HKICPA study finds full-time qualified accountants and female directors under-represented in corporate boards
The Hong Kong Institute of Certified Public Accountants (HKICPA) recently announced the result of Best Corporate Governance & ESG Awards 2022 to recognise organizations that have achieved outstanding performances in both corporate governance (CG) and ESG practices and reporting.
As a pioneer of advocating best practices of these two topical areas, the Institute has conducted a board diversity research among the local listed companies, gauging a snapshot of the current status of boards in terms of certain key areas of diversity. The study covers 1,844 December-year-end listed companies in Hong Kong, focusing on their board size and diversity in terms of gender, age, and professional accounting qualifications, and the prevalence of long-serving directors.

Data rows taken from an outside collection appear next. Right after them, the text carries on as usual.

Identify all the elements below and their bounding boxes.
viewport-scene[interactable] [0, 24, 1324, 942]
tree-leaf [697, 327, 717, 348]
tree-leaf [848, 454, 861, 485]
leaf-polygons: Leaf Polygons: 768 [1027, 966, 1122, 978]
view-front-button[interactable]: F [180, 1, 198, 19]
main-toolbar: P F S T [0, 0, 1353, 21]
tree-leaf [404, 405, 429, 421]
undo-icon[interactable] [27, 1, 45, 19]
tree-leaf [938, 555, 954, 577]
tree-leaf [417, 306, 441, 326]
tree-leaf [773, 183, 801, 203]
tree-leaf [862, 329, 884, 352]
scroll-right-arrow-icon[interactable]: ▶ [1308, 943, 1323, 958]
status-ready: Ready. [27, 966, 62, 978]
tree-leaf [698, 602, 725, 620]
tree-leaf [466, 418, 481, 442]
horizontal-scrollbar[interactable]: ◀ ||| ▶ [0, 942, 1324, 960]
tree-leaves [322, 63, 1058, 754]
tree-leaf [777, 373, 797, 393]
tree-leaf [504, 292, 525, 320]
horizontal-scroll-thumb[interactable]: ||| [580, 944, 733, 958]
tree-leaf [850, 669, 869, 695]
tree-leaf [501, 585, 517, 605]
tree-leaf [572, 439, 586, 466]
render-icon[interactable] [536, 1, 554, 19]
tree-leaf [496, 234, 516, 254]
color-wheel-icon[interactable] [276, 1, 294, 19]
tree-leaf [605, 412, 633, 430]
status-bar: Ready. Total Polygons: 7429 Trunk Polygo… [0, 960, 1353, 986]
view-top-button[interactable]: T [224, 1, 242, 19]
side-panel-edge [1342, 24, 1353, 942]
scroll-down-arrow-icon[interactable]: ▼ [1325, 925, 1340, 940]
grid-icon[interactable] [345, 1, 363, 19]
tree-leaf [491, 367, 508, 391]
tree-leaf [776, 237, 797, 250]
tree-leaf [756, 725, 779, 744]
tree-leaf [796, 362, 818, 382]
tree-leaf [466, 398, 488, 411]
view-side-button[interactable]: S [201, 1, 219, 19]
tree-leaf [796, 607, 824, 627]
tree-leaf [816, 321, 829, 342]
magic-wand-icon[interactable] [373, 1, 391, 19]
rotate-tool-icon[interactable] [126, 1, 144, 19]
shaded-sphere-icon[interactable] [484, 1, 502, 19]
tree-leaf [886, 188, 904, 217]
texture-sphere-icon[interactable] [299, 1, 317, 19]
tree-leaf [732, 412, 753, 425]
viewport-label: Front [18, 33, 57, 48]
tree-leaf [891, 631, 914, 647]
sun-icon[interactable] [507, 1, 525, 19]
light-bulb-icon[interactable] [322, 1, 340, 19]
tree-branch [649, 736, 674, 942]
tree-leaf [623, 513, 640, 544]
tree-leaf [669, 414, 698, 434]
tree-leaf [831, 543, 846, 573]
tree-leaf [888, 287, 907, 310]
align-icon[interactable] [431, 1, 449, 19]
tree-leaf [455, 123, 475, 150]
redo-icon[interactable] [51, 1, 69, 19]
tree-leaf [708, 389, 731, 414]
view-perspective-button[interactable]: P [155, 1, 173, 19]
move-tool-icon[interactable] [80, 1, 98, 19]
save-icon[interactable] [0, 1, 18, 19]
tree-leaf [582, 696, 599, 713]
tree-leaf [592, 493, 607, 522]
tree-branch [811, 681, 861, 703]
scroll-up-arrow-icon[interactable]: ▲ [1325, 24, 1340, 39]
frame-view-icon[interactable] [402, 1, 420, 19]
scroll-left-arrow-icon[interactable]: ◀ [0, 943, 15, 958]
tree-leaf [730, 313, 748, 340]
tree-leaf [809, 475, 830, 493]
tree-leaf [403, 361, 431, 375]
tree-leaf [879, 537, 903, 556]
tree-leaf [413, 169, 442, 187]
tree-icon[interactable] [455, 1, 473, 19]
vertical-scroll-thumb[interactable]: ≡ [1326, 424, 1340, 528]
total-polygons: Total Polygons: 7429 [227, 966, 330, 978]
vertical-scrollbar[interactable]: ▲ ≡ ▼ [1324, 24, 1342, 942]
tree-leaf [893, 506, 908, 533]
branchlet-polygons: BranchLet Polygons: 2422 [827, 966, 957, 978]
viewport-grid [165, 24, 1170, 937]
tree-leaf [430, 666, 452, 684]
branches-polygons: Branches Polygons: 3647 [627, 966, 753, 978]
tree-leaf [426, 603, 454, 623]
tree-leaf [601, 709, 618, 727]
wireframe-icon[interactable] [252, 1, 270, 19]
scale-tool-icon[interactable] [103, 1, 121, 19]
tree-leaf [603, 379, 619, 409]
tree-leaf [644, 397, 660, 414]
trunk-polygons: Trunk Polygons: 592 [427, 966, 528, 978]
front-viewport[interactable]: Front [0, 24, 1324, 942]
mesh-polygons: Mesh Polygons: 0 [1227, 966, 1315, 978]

Amongst other findings, the result shows that around 20% of the companies have a qualified accountant (“QA”) on the board who is an executive director (“ED”), i.e. a full-time employee. In other words, 80% of listed companies do not have a full-time accountant sitting on the board, despite the increasing complexity of financial and sustainability reporting. Most boards have a QA, but that person is likely to be an independent non-executive director (INED), or Non-Executive Director (NED). Given their part-time nature and the range of responsibilities that INEDs need to take up, and their generally low level of remuneration, there could potentially be an expectation gap as to their level of contribution to the preparation of the financial statements and sustainability reports.
In the past, there was a requirement specifying that under the Listing Rules, both the Main Board and the Growth Enterprise Market, to have a QA as a member of the senior management and preferably on the board, but such the requirement was removed in 2009. At the time, there was concern about this decision due to its potentially negative impact on overall CG.
“With continuous advancements in international sustainability standards and the need for businesses to price in sustainability-related risks and opportunities, among other things, the situation is likely to become increasingly high risk,” explains Loretta Fong CPA, HKICPA President and chair of the judging panel of the Institute’s Awards. “The company needs senior in-house expertise to take up the role. Therefore, the HKICPA would urge the government and regulators to consider introducing a requirement for a QA under the Listing Rules, similar to the previous requirement”, Fong adds.
On top of the above, results show that female board members accounted for only 14.3% of all directors, which is well below of the international benchmark of 30%. In fact, more than 30% of the companies in the study had no women at all on their boards.
“With single gender boards being required to appoint a director of a different gender no later than 31 December 2024, and no new listings of companies with single gender boards after July 2022, the Institute expects the percentage of the female board members to rise in the coming few years,” says Patrick Rozario, Chairman of the HKICPA’s Awards Review Panel. “Nevertheless, it is likely to stay below 20%, given the slow pace of change generally in appointing women on boards in Hong Kong,”
Loren Tang, Chairman of the Awards’ Organizing Committee, said the advantage of women being included in board discussions and decisions is the development of greater sensitivity to other stakeholders, in addition to equity investors.